Le 1er octobre 1999, les chars russes envahissaient la
Tchétchénie. Un an après, rien n’a changé, ou presque. Le
" nettoyage " continue, mais les
" bandits " tchétchènes sont toujours là et
continuent à se battre, alors que l’armée russe envoie de
nouveaux contingents dans la petite république. M. Poutine
avait pourtant prévenu qu'il irait pourchasser les
"terroristes" tchétchènes jusque dans les
"chiottes". Il semble tenir ses promesses.
Et
pourtant, Moscou n’a de cesse de répéter que la guerre est
terminée, et ce depuis le mois de mai. Alors, comment nommer le
racket auquel la population civile est soumise en Tchétchénie?

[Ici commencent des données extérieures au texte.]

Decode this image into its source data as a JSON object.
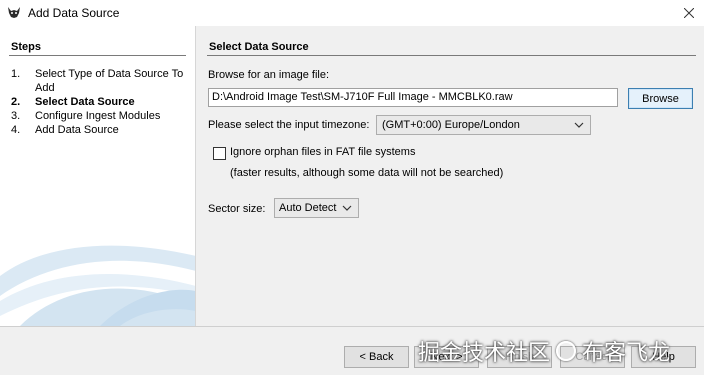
{
  "window": {
    "title": "Add Data Source",
    "icon": "autopsy-dog-icon"
  },
  "steps": {
    "header": "Steps",
    "items": [
      {
        "num": "1.",
        "label": "Select Type of Data Source To Add"
      },
      {
        "num": "2.",
        "label": "Select Data Source"
      },
      {
        "num": "3.",
        "label": "Configure Ingest Modules"
      },
      {
        "num": "4.",
        "label": "Add Data Source"
      }
    ],
    "active_index": 1
  },
  "main": {
    "header": "Select Data Source",
    "browse_label": "Browse for an image file:",
    "path_value": "D:\\Android Image Test\\SM-J710F Full Image - MMCBLK0.raw",
    "browse_button": "Browse",
    "timezone_label": "Please select the input timezone:",
    "timezone_value": "(GMT+0:00) Europe/London",
    "ignore_orphan_label": "Ignore orphan files in FAT file systems",
    "ignore_orphan_checked": false,
    "ignore_orphan_note": "(faster results, although some data will not be searched)",
    "sector_label": "Sector size:",
    "sector_value": "Auto Detect"
  },
  "footer": {
    "back": "< Back",
    "next": "Next >",
    "finish": "Finish",
    "cancel": "Cancel",
    "help": "Help"
  },
  "watermark": {
    "text_left": "掘金技术社区",
    "text_right": "布客飞龙"
  },
  "colors": {
    "accent_border": "#3c7fb1",
    "accent_bg": "#e5f1fb"
  }
}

Pourquoi interdire l'accès de la république autonome aux ONG? Au
nom de quoi cette “ guerre ”, qui ne dit pas son nom,
fait-elle encore une cinquantaine de victimes par semaine parmi les
soldats russes? Si ce n’est pas une guerre, c’est peut-être “ une
vraie sale guerre ”, pour reprendre les termes employés pas Aslan
Maskhadov, le président tchétchène interviewé par Libération
le 2 octobre 2000.
En
dépit de l’aveuglement dont Moscou fait preuve outrageusement, la
vie quotidienne des Tchétchènes ressemble, d’après les
observateurs étrangers et les journalistes sur place, à celle
d’un peuple assiégé. Viols et tortures de Tchétchènes
permettent aux soldats russes d’obtenir des rançons de leurs
familles, qui sont elles-mêmes rackettées, 18 000 personnes sont
encore portées disparues selon le Conseil de l’Europe, il
ne se passe pas un jour sans que des enfants sautent sur des mines
et viennent enfler le nombre d'amputés à Grozny, la capitale est
depuis février privée d’eau et d’électricité, on ne trouve
plus un seul médicament dans les hôpitaux de la même ville,
etc… le tableau est assez noir et la population tchétchène vit
toujours dans la terreur.
Le
25 septembre, un bus bondé de Tchernorétchié, à Grozny, était
la cible des militaires russes, faisant trois victimes dont une
femme avec son nourrisson dans les bras. À Argoun, à une dizaine
de kilomètres de la capitale, les hélicoptères ont tiré pendant
des heures, dans la nuit du 22 au 23 septembre, sur des immeubles hébergeants
des réfugiés de la première guerre.
L’armée
russe s’enlise en Tchétchénie, qui s’est vidée de la moitié
de sa population en un an de bombardements et d’exils. Et la
population, qu’elle soit russe ou tchétchène, est lasse. Les Tchétchènes
ne supportent plus la présence des 100 000 militaires russes, qui,
loin d'être rassurante, ne fait que miner un peu plus le moral de
la population. Les Russes, quant à eux, selon un sondage VTsIOM,
accepteraient à 48% contre 27% l'idée d'une indépendance tchétchène,
pour peu qu'elle les débarassent d'un problème qui dure depuis
trop longtemps.
Après
la défaite cuisante des Russes lors de la première guerre de
1994-1996, Moscou avait promis de ne pas envoyer ses enfants au
casse-pipe. Mais les chiffres, qui varient évidemment selon les
sources, font état de pertes déjà supérieures à celles de la
première guerre. Entre 2 500 et 17 000 soldats russes auraient
trouvé la mort en Tchétchénie depuis un an. À côté des
combattants tchétchènes, qui auraient perdu plus de 10 000 hommes,
la population civile a énormément souffert: Maskhadov a avancé le
chiffre de 45 000 victimes des bombardements et
"nettoyages" russes. Quant à la capitale, Grozny, à
moitié détruite, elle n'offre plus à la vue qu'un paysage lunaire
et désolé selon des témoins sur place.
Pourquoi
un tel acharnement de la part des Russes? L'objectif premier, à
savoir l'élection de Vladimir Poutine à la présidence russe, a été
atteint. À ce propos, Aslan Maskhadov confiait à Libération :
"Cette guerre était planifiée par la Russie depuis longtemps,
une telle évolution de la situation devait se produire six mois
avant la présidentielle russe. C'est Poutine qui a ordonné ces
explosions, c'est à Moscou qu'il faut chercher le terroriste en
chef et non ici!"
Si
s'enliser dans cette guerre permet à Poutine de nier le but électoral
du conflit, il est difficile pour lui aujourd'hui de revenir en arrière.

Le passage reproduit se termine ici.